Daveys Cottage Including Barn Adjoining To West is a Grade II listed building in the East Devon local planning authority area, England. First listed on 10 February 1987. A C17 House, farmhouse.
Daveys Cottage Including Barn Adjoining To West
- WRENN ID
- floating-rood-thunder
- Grade
- II
- Local Planning Authority
- East Devon
- Country
- England
- Date first listed
- 10 February 1987
- Type
- House, farmhouse
- Source
- Historic England listing
Description
Daveys Cottage, including the barn adjoining to the west, is a house that was formerly a farmhouse, dating from the 17th century, with possible earlier origins. It was rearranged, extended, and refurbished likely in the mid-19th century. The building features plastered cob on stone rubble footings, with stone rubble and brick stacks topped with 19th-century brick. The roof is thatched, with slate on the outshot and corrugated asbestos on the barn.
The L-shaped house faces south and has a two-room plan, each with end stacks, although the right room is larger. A winder staircase is located alongside the right (eastern) stack. In the mid-19th century, a one-room plan extension was built at right angles in front of the right end, which includes a large inside lateral stack. The main block extends further to the left (west) as a barn, which now includes a utility room adjoining the house and was reduced in height in the 20th century. There is also a probable 20th-century service outshot on the front end of the extension. The house is two storeys tall and has an irregular two-window front with 19th and 20th-century casements, most of which have glazing bars. The oldest first-floor window contains rectangular panes of leaded glass, with another similar window on the inside wall of the extension. The end of the extension features a 20th-century first-floor casement. The roof is half-hipped, with the main roof hipped to the right and gable-ended to the left. The barn also has a gable end and contains a 20th-century window for the service room and a contemporary plank door.
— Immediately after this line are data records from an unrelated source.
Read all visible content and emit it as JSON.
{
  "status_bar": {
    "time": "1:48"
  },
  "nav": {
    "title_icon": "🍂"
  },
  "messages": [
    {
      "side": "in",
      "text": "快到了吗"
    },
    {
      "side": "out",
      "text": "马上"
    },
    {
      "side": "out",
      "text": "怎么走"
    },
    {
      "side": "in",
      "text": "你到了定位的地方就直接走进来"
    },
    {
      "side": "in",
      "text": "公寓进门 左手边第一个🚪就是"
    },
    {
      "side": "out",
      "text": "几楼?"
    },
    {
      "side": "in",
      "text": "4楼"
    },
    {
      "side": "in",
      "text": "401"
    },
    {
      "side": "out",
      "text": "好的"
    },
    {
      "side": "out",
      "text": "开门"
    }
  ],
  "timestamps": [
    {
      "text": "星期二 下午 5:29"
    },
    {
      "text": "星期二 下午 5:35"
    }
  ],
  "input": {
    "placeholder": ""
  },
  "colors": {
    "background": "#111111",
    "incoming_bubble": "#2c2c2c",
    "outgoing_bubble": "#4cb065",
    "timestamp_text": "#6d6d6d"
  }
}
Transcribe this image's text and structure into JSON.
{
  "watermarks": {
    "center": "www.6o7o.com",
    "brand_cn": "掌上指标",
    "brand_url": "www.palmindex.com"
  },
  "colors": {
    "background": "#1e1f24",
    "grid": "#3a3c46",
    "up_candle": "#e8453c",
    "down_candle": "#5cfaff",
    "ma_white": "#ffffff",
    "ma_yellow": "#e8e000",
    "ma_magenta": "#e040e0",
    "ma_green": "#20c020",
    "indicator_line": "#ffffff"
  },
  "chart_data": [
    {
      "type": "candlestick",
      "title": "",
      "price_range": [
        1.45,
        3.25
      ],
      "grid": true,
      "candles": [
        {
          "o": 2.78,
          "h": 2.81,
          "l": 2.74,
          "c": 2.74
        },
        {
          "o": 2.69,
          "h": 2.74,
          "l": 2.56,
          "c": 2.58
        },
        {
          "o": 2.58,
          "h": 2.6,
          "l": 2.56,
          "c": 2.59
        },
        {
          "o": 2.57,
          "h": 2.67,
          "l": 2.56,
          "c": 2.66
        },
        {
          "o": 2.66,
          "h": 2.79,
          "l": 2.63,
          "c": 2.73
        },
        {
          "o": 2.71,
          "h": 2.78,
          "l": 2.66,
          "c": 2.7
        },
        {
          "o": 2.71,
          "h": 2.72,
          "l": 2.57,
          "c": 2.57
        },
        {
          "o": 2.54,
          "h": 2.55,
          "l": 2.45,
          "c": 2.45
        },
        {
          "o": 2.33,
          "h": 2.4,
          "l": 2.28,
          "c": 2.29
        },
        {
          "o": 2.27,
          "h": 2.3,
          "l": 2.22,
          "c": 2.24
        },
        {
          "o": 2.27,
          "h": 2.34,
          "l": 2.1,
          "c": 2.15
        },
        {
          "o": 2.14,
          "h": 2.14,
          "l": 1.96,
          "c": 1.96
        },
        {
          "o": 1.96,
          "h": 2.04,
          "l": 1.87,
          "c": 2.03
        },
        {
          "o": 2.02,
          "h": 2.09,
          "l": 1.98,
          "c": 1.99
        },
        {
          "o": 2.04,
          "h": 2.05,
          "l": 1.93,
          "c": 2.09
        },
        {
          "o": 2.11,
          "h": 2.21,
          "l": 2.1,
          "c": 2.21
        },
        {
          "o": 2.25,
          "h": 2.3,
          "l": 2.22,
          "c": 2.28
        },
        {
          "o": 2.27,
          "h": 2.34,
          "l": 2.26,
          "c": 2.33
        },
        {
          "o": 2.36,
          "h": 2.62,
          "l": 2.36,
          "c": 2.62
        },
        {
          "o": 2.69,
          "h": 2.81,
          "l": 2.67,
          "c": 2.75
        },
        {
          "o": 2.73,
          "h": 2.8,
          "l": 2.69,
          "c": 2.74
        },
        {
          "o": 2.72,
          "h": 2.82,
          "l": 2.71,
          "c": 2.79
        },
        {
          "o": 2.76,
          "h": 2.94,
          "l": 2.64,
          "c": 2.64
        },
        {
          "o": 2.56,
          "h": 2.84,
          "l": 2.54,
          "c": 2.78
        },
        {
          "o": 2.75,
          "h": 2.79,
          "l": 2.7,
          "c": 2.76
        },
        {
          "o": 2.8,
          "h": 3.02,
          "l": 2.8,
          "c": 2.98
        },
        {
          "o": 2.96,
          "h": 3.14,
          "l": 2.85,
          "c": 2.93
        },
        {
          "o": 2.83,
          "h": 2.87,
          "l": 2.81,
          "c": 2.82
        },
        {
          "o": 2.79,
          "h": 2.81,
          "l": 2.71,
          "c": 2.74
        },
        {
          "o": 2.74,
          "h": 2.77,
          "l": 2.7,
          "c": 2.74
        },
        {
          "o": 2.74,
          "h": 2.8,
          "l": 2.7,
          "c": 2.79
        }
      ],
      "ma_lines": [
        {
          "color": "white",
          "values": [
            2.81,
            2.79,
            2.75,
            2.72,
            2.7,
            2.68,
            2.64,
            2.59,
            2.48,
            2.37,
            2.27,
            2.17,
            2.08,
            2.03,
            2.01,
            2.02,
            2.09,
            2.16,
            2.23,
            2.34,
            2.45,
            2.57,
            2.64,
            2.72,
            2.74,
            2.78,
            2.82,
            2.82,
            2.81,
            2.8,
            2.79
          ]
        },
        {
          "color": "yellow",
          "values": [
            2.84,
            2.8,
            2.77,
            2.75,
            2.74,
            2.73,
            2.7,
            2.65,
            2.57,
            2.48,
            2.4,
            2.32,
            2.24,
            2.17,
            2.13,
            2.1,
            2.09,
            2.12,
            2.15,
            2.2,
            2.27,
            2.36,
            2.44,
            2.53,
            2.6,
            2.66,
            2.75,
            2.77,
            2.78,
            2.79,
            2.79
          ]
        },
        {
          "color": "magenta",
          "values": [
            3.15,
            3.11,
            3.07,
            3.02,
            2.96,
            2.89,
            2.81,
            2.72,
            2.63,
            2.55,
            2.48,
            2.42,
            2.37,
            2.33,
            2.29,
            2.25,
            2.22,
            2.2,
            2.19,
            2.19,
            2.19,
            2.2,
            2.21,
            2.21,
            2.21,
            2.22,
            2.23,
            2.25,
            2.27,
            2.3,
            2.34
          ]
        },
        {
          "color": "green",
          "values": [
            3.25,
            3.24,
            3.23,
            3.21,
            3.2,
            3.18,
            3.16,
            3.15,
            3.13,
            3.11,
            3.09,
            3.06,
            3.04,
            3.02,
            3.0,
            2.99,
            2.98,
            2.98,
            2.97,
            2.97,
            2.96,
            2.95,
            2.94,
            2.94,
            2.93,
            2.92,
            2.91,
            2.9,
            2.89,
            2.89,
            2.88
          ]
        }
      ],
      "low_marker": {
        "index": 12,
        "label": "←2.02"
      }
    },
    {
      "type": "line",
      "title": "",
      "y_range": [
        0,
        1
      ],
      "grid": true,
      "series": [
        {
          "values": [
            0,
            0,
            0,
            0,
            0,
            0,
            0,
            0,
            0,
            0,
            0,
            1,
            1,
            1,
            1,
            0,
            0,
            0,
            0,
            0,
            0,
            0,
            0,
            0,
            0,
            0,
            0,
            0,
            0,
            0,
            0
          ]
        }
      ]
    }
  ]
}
Inside, the building has been much reorganized in the 19th century, but the main block still retains its 17th-century character. The ceiling beams, including an axial beam in the left room and a crossbeam in the right room, are boxed in, but their size indicates their 17th-century origin. The crosswall exposed in the roof space is framed in 17th-century oak with rod-and-cob infill. The open truss over the large room is an A-frame of substantial size with a pegged lap-jointed collar. While the stack serving the smaller room may be an addition, the other stack is original. Although the fireplace has been reduced in width, its ovolo-moulded lintel remains visible. Despite later alterations, the 17th-century house appears to survive largely intact.